Second- and third-tier universities often create unneeded doctoral programs to become eligible for additional federal support and to increase their global profile. For example, the University of North Texas has 36,000 students and advertises itself as “a student-focused public research university” offering “97 bachelor’s, 82 master’s and 35 doctoral degree programs.”
Even this is not enough. Although severe budget shortfalls have led to cuts of as much as 90 percent for some programs, the university is adding new doctoral programs in a quest for the elusive top-tier status. This makes no educational sense and violates basic market principles. If successful, the University of North Texas will join too many other schools that are spending large amounts for unneeded programs that turn out products ― doctoral graduates ― for which the supply far outweighs the demand. This is a national issue, as pointed out in an article this month in the Chronicle of Higher Education titled “The Ph.D. Now Comes With Food Stamps.”
While overestimating the value of competition can lead to less, not more, innovation, underestimating the value of cooperation tends to discourage the exploration of possibilities for creative interaction. With escalating costs, limited resources and growing political concern about student debt, institutions should be developing innovative ways to cooperate that will prove to be mutually beneficial, in the same way that companies merge and become more efficient.
In the past, cooperative arrangements were limited to schools near each other, but teleconferencing, Skype and the Internet have exponentially expanded opportunities for interaction. Universities can no longer afford to teach every subject that students think they need to study.

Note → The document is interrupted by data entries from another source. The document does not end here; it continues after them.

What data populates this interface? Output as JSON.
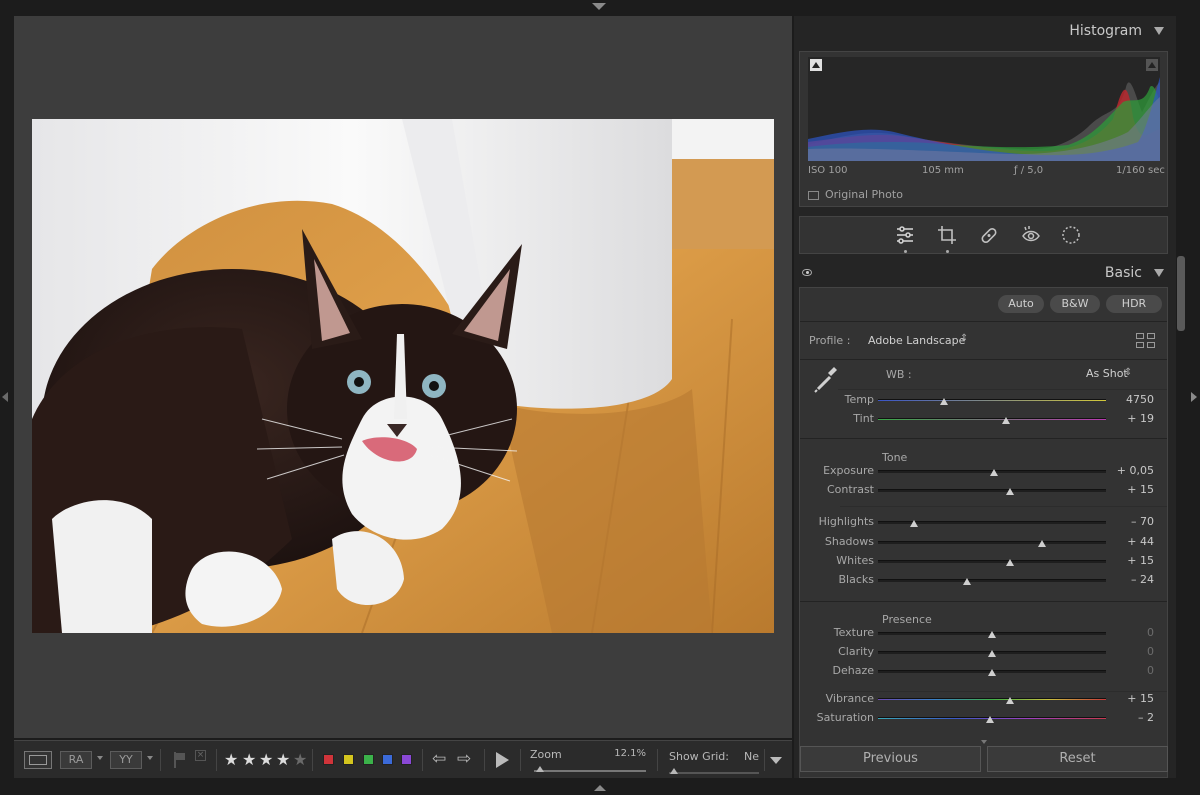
{
  "histogram": {
    "title": "Histogram",
    "iso": "ISO 100",
    "focal": "105 mm",
    "aperture": "ƒ / 5,0",
    "shutter": "1/160 sec",
    "original_photo": "Original Photo"
  },
  "basic": {
    "title": "Basic",
    "auto": "Auto",
    "bw": "B&W",
    "hdr": "HDR",
    "profile_label": "Profile :",
    "profile_value": "Adobe Landscape",
    "wb_label": "WB :",
    "wb_value": "As Shot",
    "tone_label": "Tone",
    "presence_label": "Presence",
    "sliders": [
      {
        "label": "Temp",
        "value": "4750",
        "pos": 0.29
      },
      {
        "label": "Tint",
        "value": "+ 19",
        "pos": 0.56
      },
      {
        "label": "Exposure",
        "value": "+ 0,05",
        "pos": 0.51
      },
      {
        "label": "Contrast",
        "value": "+ 15",
        "pos": 0.58
      },
      {
        "label": "Highlights",
        "value": "– 70",
        "pos": 0.16
      },
      {
        "label": "Shadows",
        "value": "+ 44",
        "pos": 0.72
      },
      {
        "label": "Whites",
        "value": "+ 15",
        "pos": 0.58
      },
      {
        "label": "Blacks",
        "value": "– 24",
        "pos": 0.39
      },
      {
        "label": "Texture",
        "value": "0",
        "pos": 0.5
      },
      {
        "label": "Clarity",
        "value": "0",
        "pos": 0.5
      },
      {
        "label": "Dehaze",
        "value": "0",
        "pos": 0.5
      },
      {
        "label": "Vibrance",
        "value": "+ 15",
        "pos": 0.58
      },
      {
        "label": "Saturation",
        "value": "– 2",
        "pos": 0.49
      }
    ]
  },
  "toolbar": {
    "zoom_label": "Zoom",
    "zoom_value": "12.1%",
    "show_grid_label": "Show Grid:",
    "show_grid_value": "Ne",
    "rating": 4
  },
  "buttons": {
    "previous": "Previous",
    "reset": "Reset"
  },
  "colors": {
    "red": "#d0343a",
    "yellow": "#d4c51e",
    "green": "#3bb24a",
    "blue": "#3b6ad8",
    "purple": "#8a48d6"
  }
}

Fiscal conservatives who typically extol competition see its insane effects in higher education. John Kasich, the Republican governor of Ohio, wonders why all public universities in his state have to offer every major. “It’s not just inefficiencies,” he says. “It’s, ‘I want to be the best in this.’ It’s duplication of resources.”
Some subjects can be outsourced; for example, let one college have a strong French department and another a strong German department. In other cases, costs can be shared by splitting a faculty member’s time between two or more institutions, physically and virtually. For the first half of the semester, what is taught at one college can be remotely transmitted to another, and for the second half of the term this process can be reversed. Faculty members would no longer be affiliated with a single college or university and would be required to become much more mobile.
To consolidate resources without jeopardizing the quality of research and teaching, universities should form consortiums to share faculty. The most effective organizational structure would be to have a core faculty of select members of the home department and from departments at participating institutions, which could be supplemented by colleagues in the undergraduate programs at related universities. Qualified faculty members would participate on a rotating basis, and courses would not be limited to offerings by resident professors but would include lectures and seminars conducted remotely. With more faculty members from different institutions involved, the quality of education would probably improve.
In every complex system ― be it educational, economic, political, social or biological ― competition and cooperation must be effectively balanced. When competition becomes excessive, it becomes counterproductive.
The recent announcement that Harvard and Massachusetts Institute of Technology are cooperating to offer free online courses is a promising development. Much more needs to be done.
By Mark C. Taylor
Mark C. Taylor is chairman of the department of religion at Columbia University, professor of philosophy of religion at Union Theological Seminary and professor emeritus at Williams College. The opinions expressed are his own. ― Ed.